Running a Mealy machine requires three things:

  • a state transition function. That’s the point of a state machine, after all.
  • an initial state. In our case, this is (MIdle, 0). We start in the Idle state, and we want to output a rising edge if the input starts with 1.
  • an input wire. Our function needs an input to produce outputs, or in other words, our circuit needs an input wire to assert an output wire.
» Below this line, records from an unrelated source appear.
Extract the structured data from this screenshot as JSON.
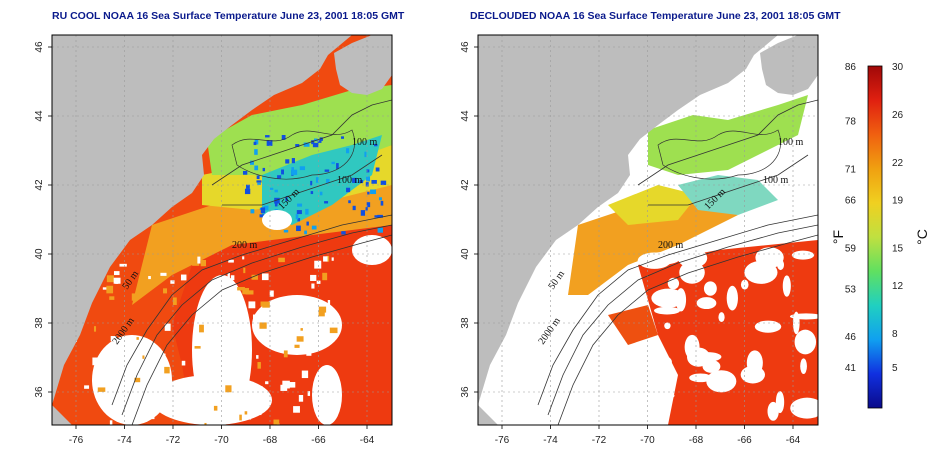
{
  "panels": [
    {
      "title": "RU COOL NOAA 16 Sea Surface Temperature June 23, 2001 18:05 GMT",
      "contour_labels": [
        "100 m",
        "100 m",
        "150 m",
        "200 m",
        "50 m",
        "2000 m"
      ]
    },
    {
      "title": "DECLOUDED NOAA 16 Sea Surface Temperature June 23, 2001 18:05 GMT",
      "contour_labels": [
        "100 m",
        "100 m",
        "150 m",
        "200 m",
        "50 m",
        "2000 m"
      ]
    }
  ],
  "x_ticks": [
    "-76",
    "-74",
    "-72",
    "-70",
    "-68",
    "-66",
    "-64"
  ],
  "y_ticks": [
    "46",
    "44",
    "42",
    "40",
    "38",
    "36"
  ],
  "colorbar": {
    "fahrenheit_ticks": [
      "86",
      "78",
      "71",
      "66",
      "59",
      "53",
      "46",
      "41"
    ],
    "celsius_ticks": [
      "30",
      "26",
      "22",
      "19",
      "15",
      "12",
      "8",
      "5"
    ],
    "left_unit": "°F",
    "right_unit": "°C",
    "colors": [
      "#0a0a8a",
      "#1030e0",
      "#10a0f0",
      "#20d0c0",
      "#60e060",
      "#c0e040",
      "#f0d020",
      "#f0a010",
      "#f06010",
      "#e02010",
      "#a00808"
    ]
  },
  "colors": {
    "land": "#bdbdbd",
    "cloud": "#ffffff",
    "title": "#0a1a8c"
  }
}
With these three parameters, we produce one output: a wire holding the value of the accumulator after performing our operation. This is the last entry in the chain of -> in our type signature: Signal dom o.

With the type signature understood, consider how we call mealy in our code:

mealyMachine = mealy mealyTransitionOutput (MIdle, 0)

We’ve called mealy with two parameters, yet mealy expects three. By supplying just two parameters, we’ve performed partial function application to construct mealyMachine, a function that takes in an input wire Signal dom Bit as input and outputs a different Signal dom Bit.

Conclusion

We’ve compared finite-state transducers (Moore and Mealy machines) via their implementations of a trivial rising-edge-detector circuit in Haskell and Clash.

The punt-engine project uses this paradigm to synthesize various cores in our FPGA-accelerated trading engine. For more info on our project, see our GitHub.

Footnotes

  1. Clash transforms Haskell to VHDL, Verilog, or SystemVerilog; “transpile” is likely a better word here.

  2. Or perhaps, more specifically parallelized.

  3. This implementation has syntax likely foreign to imperative programmers. I try explaining most of it in the comments, but you can see Philipp Hagenlocher’s playlist Haskell for Imperative Programmers for a more comprehensive guide.